The disabled star, who appeared in The Office, said his hands lingered "in places they shouldn't" when she took part in Jim'll Fix It along with other children from her boarding school.
Julie, 38, told Radio 5 Live breakfast show presenter Nicky Campbell she and her friends often spoke of the incident afterwards but she said she was unsure why she didn't tell any adults about it.
She had been positioned next to Savile in the studio after writing to the show on behalf of her friends at Treloar School in Hampshire.
"I was in my wheelchair, but I just remember his hands being everywhere and just lingering those two, three, four seconds slightly too long in places they shouldn't."
Meanwhile, an old friend of Savile who worked with him to raise funds for Stoke Mandeville Hospital in the 1970s has said she was saddened by allegations of sexual abuse against him but never saw him do anything "inappropriate".
Sylvia Nicol told Daybreak: "I am very sad, I don't like it, it takes away 40 years of very happy, very good memories. Knowledge of all the good Jimmy did, because from the time he came to Stoke Mandeville I only saw him do good."

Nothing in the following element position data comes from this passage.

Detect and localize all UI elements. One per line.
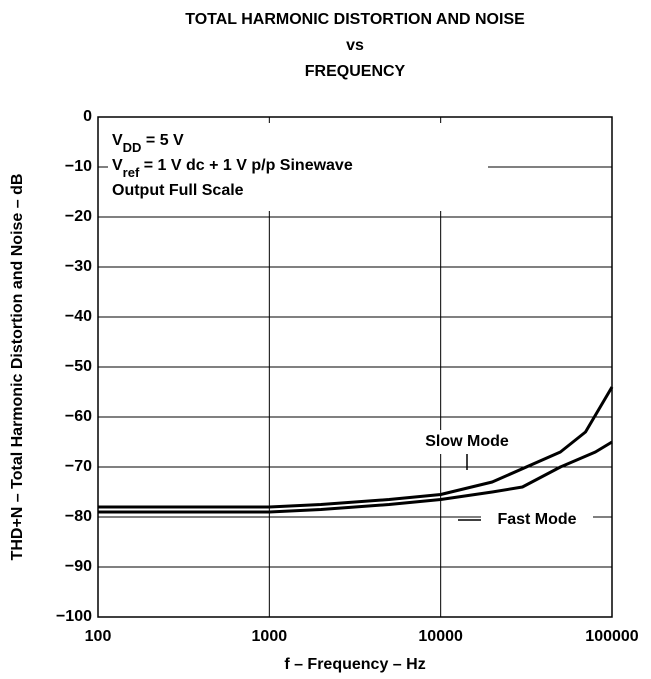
y-tick-label: −70 (65, 458, 92, 475)
legend-label: Fast Mode (497, 511, 576, 528)
annotation-background (108, 123, 488, 211)
annotation-part: V (112, 132, 123, 149)
y-tick-label: −80 (65, 508, 92, 525)
chart-title: FREQUENCY (305, 63, 406, 80)
y-tick-label: −20 (65, 208, 92, 225)
line (98, 386, 614, 509)
annotation-part: = 1 V dc + 1 V p/p Sinewave (139, 157, 353, 174)
chart-title: vs (346, 37, 364, 54)
y-tick-label: −100 (56, 608, 92, 625)
y-tick-label: −90 (65, 558, 92, 575)
x-axis-label: f – Frequency – Hz (284, 656, 425, 673)
x-tick-label: 10000 (418, 628, 463, 645)
annotation-part: DD (123, 140, 142, 155)
chart-title: TOTAL HARMONIC DISTORTION AND NOISE (185, 11, 525, 28)
annotation-part: V (112, 157, 123, 174)
annotation-part: ref (123, 165, 140, 180)
legend-background (481, 508, 593, 532)
y-tick-label: −50 (65, 358, 92, 375)
x-tick-label: 1000 (252, 628, 288, 645)
annotation: VDD = 5 V (112, 132, 184, 155)
plot-frame (97, 116, 613, 618)
annotation-part: Output Full Scale (112, 182, 244, 199)
x-tick-label: 100 (85, 628, 112, 645)
y-tick-label: −40 (65, 308, 92, 325)
y-tick-label: −10 (65, 158, 92, 175)
legend-background (409, 430, 525, 454)
y-tick-label: −30 (65, 258, 92, 275)
y-tick-label: −60 (65, 408, 92, 425)
annotation: Vref = 1 V dc + 1 V p/p Sinewave (112, 157, 353, 180)
line (98, 440, 613, 514)
annotation-part: = 5 V (141, 132, 184, 149)
y-axis-label: THD+N – Total Harmonic Distortion and No… (9, 174, 26, 561)
y-tick-label: 0 (83, 108, 92, 125)
x-tick-label: 100000 (585, 628, 638, 645)
annotation: Output Full Scale (112, 182, 244, 199)
legend-label: Slow Mode (425, 433, 509, 450)
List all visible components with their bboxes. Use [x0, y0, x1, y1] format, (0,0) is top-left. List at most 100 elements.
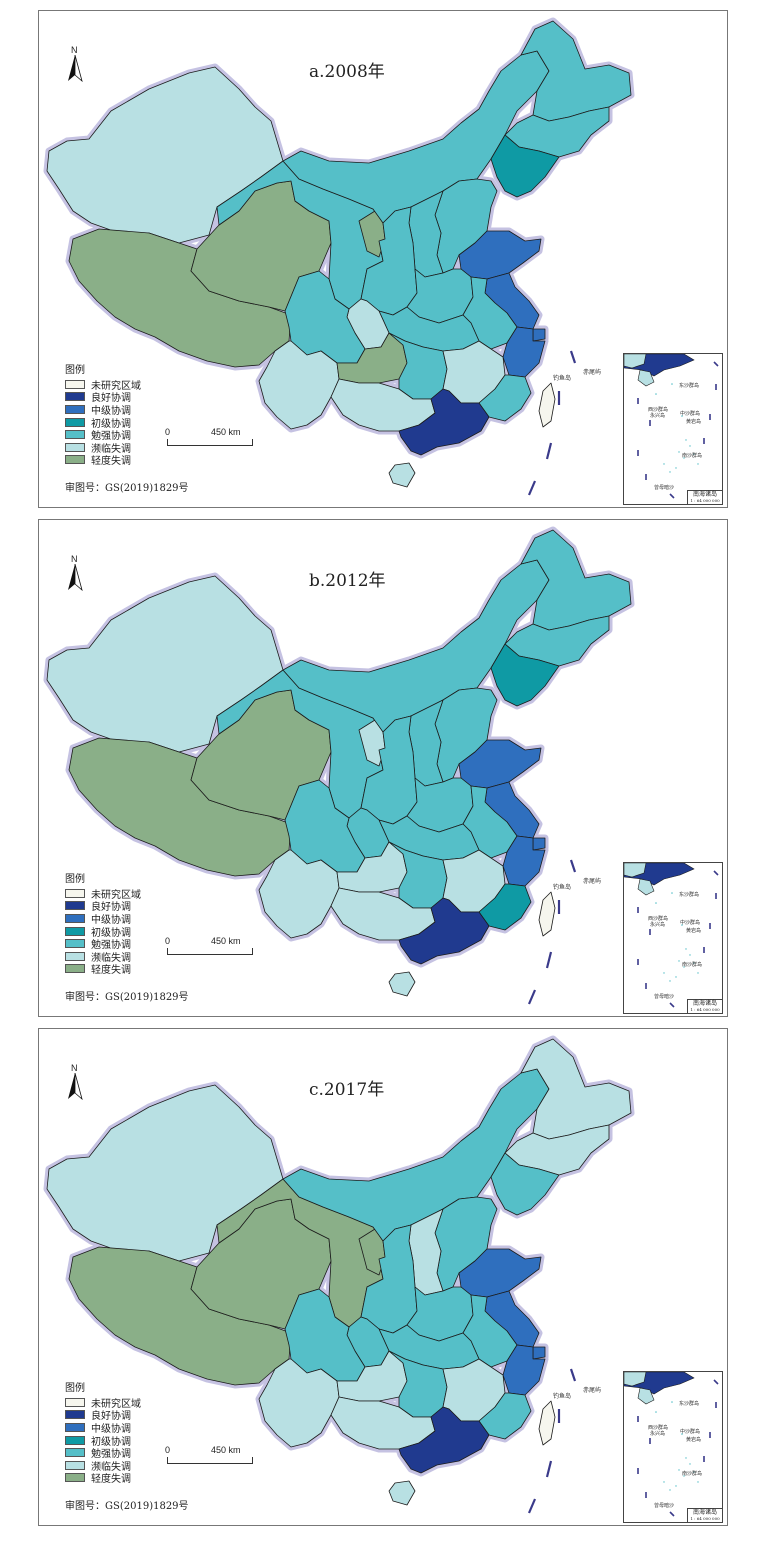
scale-length: 450 km [211, 936, 241, 946]
region-guangdong [398, 388, 490, 456]
legend-item-verge_imbalance: 濒临失调 [65, 1459, 141, 1473]
inset-nansha: 南沙群岛 [682, 962, 703, 968]
legend-label: 未研究区域 [91, 889, 141, 901]
legend-label: 初级协调 [91, 1436, 131, 1448]
legend-label: 轻度失调 [91, 965, 131, 977]
inset-dongsha: 东沙群岛 [679, 892, 700, 898]
approval-note: 审图号：GS(2019)1829号 [65, 992, 189, 1003]
legend-swatch [65, 1422, 85, 1432]
north-label: N [71, 554, 78, 564]
inset-title-box: 南海诸岛 1 : 64 000 000 [687, 999, 722, 1013]
region-taiwan [538, 382, 556, 428]
inset-title: 南海诸岛 [692, 1000, 717, 1007]
legend-item-barely: 勉强协调 [65, 1446, 141, 1460]
region-inner_mongolia [282, 50, 550, 224]
legend-label: 良好协调 [91, 393, 131, 405]
legend-swatch [65, 1397, 85, 1407]
inset-huangyan: 黄岩岛 [686, 928, 702, 934]
panel-title: a.2008年 [309, 62, 385, 82]
inset-xisha: 西沙群岛 [648, 916, 669, 922]
legend-label: 初级协调 [91, 418, 131, 430]
legend-item-good: 良好协调 [65, 1409, 141, 1422]
inset-huangyan: 黄岩岛 [686, 419, 702, 425]
legend-item-no_data: 未研究区域 [65, 378, 141, 392]
north-arrow: N [65, 554, 85, 594]
north-arrow: N [65, 45, 85, 85]
region-guangdong [398, 897, 490, 965]
region-hainan [388, 462, 416, 488]
inset-nansha: 南沙群岛 [682, 453, 703, 459]
inset-title-box: 南海诸岛 1 : 64 000 000 [687, 490, 722, 504]
north-label: N [71, 45, 78, 55]
inset-yongle: 永兴岛 [650, 1431, 666, 1437]
region-yunnan [258, 849, 340, 939]
chiwei-label: 赤尾屿 [583, 369, 602, 376]
inset-title-box: 南海诸岛 1 : 64 000 000 [687, 1508, 722, 1522]
region-yunnan [258, 1358, 340, 1448]
inset-zhongsha: 中沙群岛 [680, 411, 701, 417]
map-panel-1: a.2008年 N 图例 未研究区域 良好协调 中级协调 初级协调 勉强协调 濒临失调 轻度… [38, 10, 728, 508]
inset-title: 南海诸岛 [692, 1509, 717, 1516]
legend-label: 濒临失调 [91, 1461, 131, 1473]
inset-yongle: 永兴岛 [650, 922, 666, 928]
map-panel-2: b.2012年 N 图例 未研究区域 良好协调 中级协调 初级协调 勉强协调 濒临失调 轻度… [38, 519, 728, 1017]
region-yunnan [258, 340, 340, 430]
region-hainan [388, 971, 416, 997]
legend-item-primary: 初级协调 [65, 1434, 141, 1448]
north-arrow-icon [68, 55, 83, 83]
legend-item-good: 良好协调 [65, 900, 141, 913]
legend-swatch [65, 404, 85, 414]
legend: 图例 未研究区域 良好协调 中级协调 初级协调 勉强协调 濒临失调 轻度失调 [65, 361, 141, 467]
legend-label: 勉强协调 [91, 940, 131, 952]
north-arrow: N [65, 1063, 85, 1103]
region-inner_mongolia [282, 559, 550, 733]
legend: 图例 未研究区域 良好协调 中级协调 初级协调 勉强协调 濒临失调 轻度失调 [65, 1379, 141, 1485]
legend-swatch [65, 926, 85, 936]
legend-item-mild_imbalance: 轻度失调 [65, 963, 141, 976]
region-taiwan [538, 891, 556, 937]
legend-item-verge_imbalance: 濒临失调 [65, 950, 141, 964]
legend-item-barely: 勉强协调 [65, 937, 141, 952]
legend-item-primary: 初级协调 [65, 416, 141, 430]
legend-title: 图例 [65, 874, 85, 885]
inset-zengmu: 曾母暗沙 [654, 994, 675, 1000]
legend-item-primary: 初级协调 [65, 925, 141, 939]
inset-nansha: 南沙群岛 [682, 1471, 703, 1477]
inset-yongle: 永兴岛 [650, 413, 666, 419]
china-map [43, 17, 635, 496]
legend-item-mild_imbalance: 轻度失调 [65, 454, 141, 467]
legend-swatch [65, 1460, 85, 1470]
region-taiwan [538, 1400, 556, 1446]
south-china-sea-inset: 东沙群岛 西沙群岛 永兴岛 中沙群岛 黄岩岛 南沙群岛 曾母暗沙 南海诸岛 1 … [623, 862, 723, 1014]
south-china-sea-inset: 东沙群岛 西沙群岛 永兴岛 中沙群岛 黄岩岛 南沙群岛 曾母暗沙 南海诸岛 1 … [623, 1371, 723, 1523]
legend-swatch [65, 417, 85, 427]
scale-zero: 0 [165, 1445, 171, 1455]
diaoyu-label: 钓鱼岛 [553, 375, 572, 382]
legend-title: 图例 [65, 365, 85, 376]
inset-dongsha: 东沙群岛 [679, 1401, 700, 1407]
legend-swatch [65, 379, 85, 389]
region-zhejiang [502, 835, 546, 887]
legend-swatch [65, 951, 85, 961]
legend-label: 良好协调 [91, 1411, 131, 1423]
legend-swatch [65, 901, 85, 911]
map-panel-3: c.2017年 N 图例 未研究区域 良好协调 中级协调 初级协调 勉强协调 濒临失调 轻度… [38, 1028, 728, 1526]
legend-swatch [65, 913, 85, 923]
scale-zero: 0 [165, 427, 171, 437]
legend-item-intermediate: 中级协调 [65, 403, 141, 417]
china-map [43, 526, 635, 1005]
chiwei-label: 赤尾屿 [583, 878, 602, 885]
legend-swatch [65, 1473, 85, 1483]
legend-swatch [65, 442, 85, 452]
scale-length: 450 km [211, 1445, 241, 1455]
legend: 图例 未研究区域 良好协调 中级协调 初级协调 勉强协调 濒临失调 轻度失调 [65, 870, 141, 976]
region-shanghai [532, 328, 546, 342]
legend-swatch [65, 939, 85, 949]
diaoyu-label: 钓鱼岛 [553, 1393, 572, 1400]
legend-label: 中级协调 [91, 1423, 131, 1435]
sea-boundary-dashes [527, 859, 577, 1005]
legend-item-mild_imbalance: 轻度失调 [65, 1472, 141, 1485]
legend-title: 图例 [65, 1383, 85, 1394]
approval-note: 审图号：GS(2019)1829号 [65, 483, 189, 494]
legend-label: 初级协调 [91, 927, 131, 939]
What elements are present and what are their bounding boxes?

But Caroline Moore has claimed she was assaulted by Savile at the age of 13 while being treated at the Buckinghamshire hospital in 1971. Nurses at the hospital are also understood to have dreaded Savile's visits because of his behaviour and would tell children to pretend to be asleep when he came round.

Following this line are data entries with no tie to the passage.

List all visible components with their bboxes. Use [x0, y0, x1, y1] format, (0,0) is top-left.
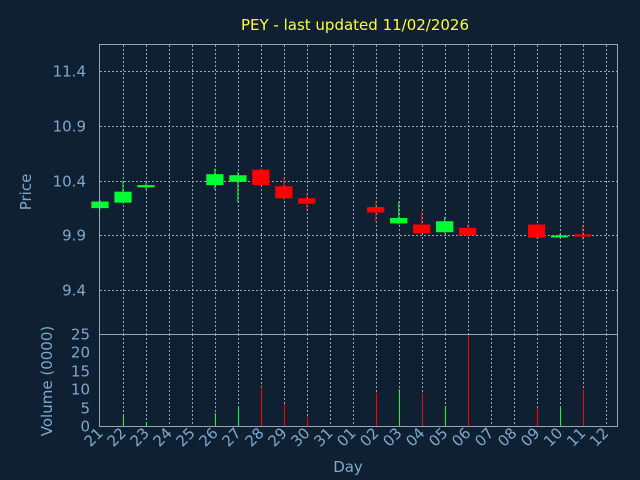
- volume-bar: [146, 422, 147, 426]
- candle: [229, 171, 247, 203]
- candle: [573, 225, 592, 240]
- candle-body: [252, 169, 270, 186]
- candle: [550, 234, 569, 238]
- candle: [206, 168, 224, 190]
- candle-body: [275, 186, 293, 199]
- volume-bar: [238, 407, 239, 426]
- volume-axis-label: Volume (0000): [38, 326, 56, 436]
- volume-tick-label: 20: [71, 344, 90, 362]
- price-axis-ticks: 11.4 10.9 10.4 9.9 9.4: [53, 63, 86, 300]
- day-axis-ticks: 2122232425262728293031010203040506070809…: [81, 424, 613, 450]
- price-tick-label: 10.4: [53, 173, 86, 191]
- volume-tick-label: 10: [71, 381, 90, 399]
- price-tick-label: 11.4: [53, 63, 86, 81]
- candle-body: [114, 191, 132, 203]
- candle: [436, 216, 454, 234]
- price-axis-label: Price: [17, 174, 35, 211]
- volume-bar: [284, 403, 285, 426]
- candle: [275, 177, 293, 200]
- candle-body: [229, 175, 247, 182]
- volume-bar: [307, 416, 308, 426]
- price-tick-label: 9.4: [62, 282, 86, 300]
- candle: [367, 200, 385, 223]
- candle: [298, 193, 316, 211]
- volume-bar: [123, 414, 124, 426]
- volume-bar: [422, 392, 423, 426]
- volume-bars: [123, 334, 584, 426]
- volume-bar: [445, 405, 446, 426]
- candle-body: [206, 174, 224, 186]
- volume-tick-label: 15: [71, 363, 90, 381]
- volume-bar: [261, 387, 262, 426]
- candle-body: [550, 235, 569, 238]
- volume-bar: [560, 407, 561, 426]
- candle: [390, 201, 408, 225]
- volume-bar: [583, 389, 584, 426]
- chart-title: PEY - last updated 11/02/2026: [241, 16, 469, 34]
- candle-body: [367, 207, 385, 213]
- volume-bar: [468, 334, 469, 426]
- day-axis-label: Day: [333, 458, 363, 476]
- price-tick-label: 9.9: [62, 227, 86, 245]
- day-tick-label: 12: [586, 424, 612, 450]
- candle: [252, 168, 270, 187]
- volume-bar: [376, 392, 377, 426]
- candlestick-series: [91, 168, 592, 240]
- candle-body: [527, 224, 546, 238]
- volume-tick-label: 0: [80, 418, 90, 436]
- volume-grid: [123, 334, 607, 426]
- candle: [137, 182, 155, 190]
- volume-tick-label: 25: [71, 326, 90, 344]
- candle-body: [137, 185, 155, 188]
- volume-tick-label: 5: [80, 400, 90, 418]
- candle-body: [390, 217, 408, 224]
- candle-body: [459, 227, 477, 236]
- volume-bar: [399, 389, 400, 426]
- price-tick-label: 10.9: [53, 118, 86, 136]
- volume-bar: [215, 413, 216, 426]
- price-grid: [100, 45, 617, 334]
- candle: [527, 223, 546, 239]
- candle: [459, 224, 477, 237]
- candle: [114, 180, 132, 204]
- candle-body: [573, 234, 592, 237]
- candle-body: [436, 221, 454, 233]
- candle: [413, 211, 431, 235]
- candle-body: [413, 224, 431, 234]
- volume-bar: [537, 407, 538, 426]
- candle-body: [298, 198, 316, 204]
- volume-panel-frame: [99, 334, 618, 427]
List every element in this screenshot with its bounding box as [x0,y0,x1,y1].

Police believe Savile could have abused as many as 25 victims over a period of 40 years, and have so far formally recorded a number of criminal allegations against him including rape and indecent assault.
The raft of allegations against Savile has been branded a "cesspit" by BBC Trust chairman Lord Patten who pledged to hold an independent inquiry as swiftly as possible after the police investigation.